Gorsuch would replace Justice Antonin Scalia, a fellow conservative, who died at age 79 on Feb. 13, 2016 — more than a year ago.
You might say, “Wait a minute, that was back during President Obama’s term. Why didn’t Obama get to pick a nominee to replace Scalia?”
President Obama nominated Merrick Garland, an eminently qualified jurist, but the petulant Republicans stonewalled him.
Senate Majority Leader Mitch McConnell (R-Ky.) refused to allow hearings on Garland, saying the vacancy should be filled by the next president. House Speaker Paul Ryan (R-Wis.) climbed on the Republican clown car and supported McConnell’s decision (these two are classy, right?)
There are other examples of presidents making Supreme Court nominations during their last year in office, so it’s nonsense to suggest that a president is somehow less a president because his term is in its last year.
A gross injustice was done to Obama and Garland that certainly is novel and inconsistent with the intent of the U.S. Constitution.

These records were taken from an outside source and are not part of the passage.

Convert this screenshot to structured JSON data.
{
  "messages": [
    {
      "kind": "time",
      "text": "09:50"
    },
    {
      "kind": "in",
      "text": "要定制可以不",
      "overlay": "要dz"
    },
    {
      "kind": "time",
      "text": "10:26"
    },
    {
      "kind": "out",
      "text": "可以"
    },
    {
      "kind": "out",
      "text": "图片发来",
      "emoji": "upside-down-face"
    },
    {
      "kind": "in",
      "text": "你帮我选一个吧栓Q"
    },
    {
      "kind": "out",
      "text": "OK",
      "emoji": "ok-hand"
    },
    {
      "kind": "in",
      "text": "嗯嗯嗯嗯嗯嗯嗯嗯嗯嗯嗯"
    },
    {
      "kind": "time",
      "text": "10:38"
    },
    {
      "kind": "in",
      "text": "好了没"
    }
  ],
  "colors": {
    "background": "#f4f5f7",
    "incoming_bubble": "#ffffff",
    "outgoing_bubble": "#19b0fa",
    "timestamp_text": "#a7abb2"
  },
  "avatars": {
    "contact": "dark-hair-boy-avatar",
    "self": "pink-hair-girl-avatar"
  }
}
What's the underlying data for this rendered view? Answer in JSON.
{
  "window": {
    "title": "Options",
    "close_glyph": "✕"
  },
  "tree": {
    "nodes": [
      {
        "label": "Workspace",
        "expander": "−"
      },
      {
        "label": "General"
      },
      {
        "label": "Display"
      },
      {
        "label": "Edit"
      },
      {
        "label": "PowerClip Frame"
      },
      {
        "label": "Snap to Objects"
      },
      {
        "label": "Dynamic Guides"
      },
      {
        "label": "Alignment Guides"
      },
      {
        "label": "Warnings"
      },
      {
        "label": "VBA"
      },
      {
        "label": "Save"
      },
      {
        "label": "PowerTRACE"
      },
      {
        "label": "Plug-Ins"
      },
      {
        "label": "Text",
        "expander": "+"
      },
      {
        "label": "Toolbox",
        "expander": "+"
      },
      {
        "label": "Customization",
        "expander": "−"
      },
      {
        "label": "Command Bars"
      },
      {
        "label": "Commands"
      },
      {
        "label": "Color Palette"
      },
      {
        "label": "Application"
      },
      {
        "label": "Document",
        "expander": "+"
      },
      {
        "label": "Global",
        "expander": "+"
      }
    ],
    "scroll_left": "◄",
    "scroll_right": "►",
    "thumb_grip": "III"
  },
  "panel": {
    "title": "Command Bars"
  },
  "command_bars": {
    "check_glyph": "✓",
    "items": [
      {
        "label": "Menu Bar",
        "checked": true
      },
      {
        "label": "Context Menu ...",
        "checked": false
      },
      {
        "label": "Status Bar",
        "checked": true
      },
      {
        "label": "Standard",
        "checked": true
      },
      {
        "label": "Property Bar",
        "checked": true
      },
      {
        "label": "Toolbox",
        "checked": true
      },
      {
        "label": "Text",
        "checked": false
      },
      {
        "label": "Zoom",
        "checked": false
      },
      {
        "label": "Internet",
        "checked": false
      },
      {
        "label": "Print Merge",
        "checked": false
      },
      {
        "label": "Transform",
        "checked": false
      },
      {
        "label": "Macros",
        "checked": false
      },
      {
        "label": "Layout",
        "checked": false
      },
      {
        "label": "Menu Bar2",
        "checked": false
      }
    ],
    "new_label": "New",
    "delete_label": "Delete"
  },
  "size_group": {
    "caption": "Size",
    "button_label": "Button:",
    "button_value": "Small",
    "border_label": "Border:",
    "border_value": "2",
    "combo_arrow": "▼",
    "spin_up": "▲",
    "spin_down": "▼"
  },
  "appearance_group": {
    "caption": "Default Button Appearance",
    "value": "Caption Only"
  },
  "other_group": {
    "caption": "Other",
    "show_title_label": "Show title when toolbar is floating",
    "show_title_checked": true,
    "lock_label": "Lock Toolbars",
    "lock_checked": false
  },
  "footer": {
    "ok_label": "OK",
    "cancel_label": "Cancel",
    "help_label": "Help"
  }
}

Moreover, it thwarts the will of the people and damages our representative democracy.
Gorsuch and Scalia both are or were adherents to the theory of “originalism,” the concept that the meaning of the words and phrases in the Constitution should be interpreted as they were at the time the document was written.
My question for Gorsuch would be this: If, as you say, you believe in the original intent of the founding fathers, how would you square that with the absurd perversion of the Constitution that Republicans used in their power play to get you to this confirmation hearing in the first place?
Certainly, nothing in the Constitution says a president can’t nominate a justice to the Supreme Court during his fourth year in office and expect that the Senate will do its Constitutional duty and hold hearings.
And if the theft perpetrated against Merrick Garland — and the American people — is contrary to the original intent of the Constitution, will you do the right thing and stand down, declining to accept a seat on the Supreme Court under circumstances that essentially involve stolen property?
If the answer is no, where is your integrity, sir? You either believe in the doctrine of originalism or you don’t. Or is originalism just a faux intellectual cover for siding with wealth, power, big business and big donors?